VOA News Monday, August 30th, 2010
The imam behind a proposal to build an Islamic center near the site of the September 11, 2001 terrorist attacks says opposition to the project is linked to upcoming U.S. elections.
The comments by Imam Feisal Abdul Rauf were published Monday in the Abu Dhabi-based newspaper The National. Rauf is on a tour sponsored by the U.S. State Department to discuss Muslim life in the United States and promote religious tolerance.
Rauf said there is no doubt that election season has had a major impact upon the nature of the discourse about the Islamic center. The U.S. will hold congressional elections in November.
The imam told the paper that a small minority is leading the opposition to the center.
The proposed location is two blocks from where Islamic militant hijackers crashed passenger jets into the World Trade Center towers.

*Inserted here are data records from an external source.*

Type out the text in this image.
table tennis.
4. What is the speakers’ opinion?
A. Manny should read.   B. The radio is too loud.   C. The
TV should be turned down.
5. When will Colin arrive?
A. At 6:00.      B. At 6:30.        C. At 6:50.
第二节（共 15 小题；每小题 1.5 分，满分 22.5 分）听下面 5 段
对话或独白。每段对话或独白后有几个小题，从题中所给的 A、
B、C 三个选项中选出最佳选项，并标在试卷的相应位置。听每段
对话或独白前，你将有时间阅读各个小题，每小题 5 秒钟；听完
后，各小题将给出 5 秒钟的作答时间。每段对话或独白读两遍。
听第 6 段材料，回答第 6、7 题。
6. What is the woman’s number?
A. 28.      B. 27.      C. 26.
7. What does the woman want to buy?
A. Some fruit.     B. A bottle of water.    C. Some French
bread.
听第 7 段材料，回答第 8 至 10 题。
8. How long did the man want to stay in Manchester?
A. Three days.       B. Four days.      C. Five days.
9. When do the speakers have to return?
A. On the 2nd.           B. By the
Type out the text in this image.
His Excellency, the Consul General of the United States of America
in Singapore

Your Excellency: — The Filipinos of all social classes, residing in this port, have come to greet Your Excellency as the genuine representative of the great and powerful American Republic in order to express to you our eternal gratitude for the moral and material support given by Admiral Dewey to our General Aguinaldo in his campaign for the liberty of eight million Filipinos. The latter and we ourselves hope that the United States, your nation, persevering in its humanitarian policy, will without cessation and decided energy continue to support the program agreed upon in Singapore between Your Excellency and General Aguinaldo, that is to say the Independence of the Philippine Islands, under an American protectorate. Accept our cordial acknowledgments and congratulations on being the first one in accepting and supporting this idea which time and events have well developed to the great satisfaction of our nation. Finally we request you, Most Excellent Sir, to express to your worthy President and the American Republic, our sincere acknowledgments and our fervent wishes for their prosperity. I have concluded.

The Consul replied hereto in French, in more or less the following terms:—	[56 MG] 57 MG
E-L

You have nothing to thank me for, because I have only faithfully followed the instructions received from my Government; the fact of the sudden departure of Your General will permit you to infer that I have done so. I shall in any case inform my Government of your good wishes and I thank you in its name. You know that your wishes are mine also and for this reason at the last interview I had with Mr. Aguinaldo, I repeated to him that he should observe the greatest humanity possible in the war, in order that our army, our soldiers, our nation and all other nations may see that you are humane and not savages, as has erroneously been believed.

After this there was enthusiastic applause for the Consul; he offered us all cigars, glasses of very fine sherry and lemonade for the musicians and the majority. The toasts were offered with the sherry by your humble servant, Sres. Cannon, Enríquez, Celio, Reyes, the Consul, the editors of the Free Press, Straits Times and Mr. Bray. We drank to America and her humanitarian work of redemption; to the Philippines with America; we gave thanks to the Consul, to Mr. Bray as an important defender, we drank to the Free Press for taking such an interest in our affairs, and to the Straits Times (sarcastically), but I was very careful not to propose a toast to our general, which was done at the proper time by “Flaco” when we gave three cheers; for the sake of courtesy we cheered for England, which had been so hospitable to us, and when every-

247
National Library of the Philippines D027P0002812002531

The $100 million center would include a mosque, sports facilities, a theater and a restaurant that would be open to all visitors.
Opponents say building an Islamic center so close to the site of the attacks would cause further pain to the relatives of the nearly 3,000 people who died there. Supporters say the project will help bridge divisions between the West and the Muslim world.
Rauf also said the struggle is not between Muslims and non-Muslims, but between moderates and radicals of all faith traditions.
Meanwhile, in Tennessee, federal agents are investigating a Saturday morning fire that damaged four pieces of construction equipment at the site of a planned Islamic center and mosque.
Investigators have not ruled out arson in the blaze in the city of Murfreesboro. A spokeswoman for the center told the Tennessean newspaper that the fire seems like it was intentionally set.
Some information in this story was provided by AP and AFP.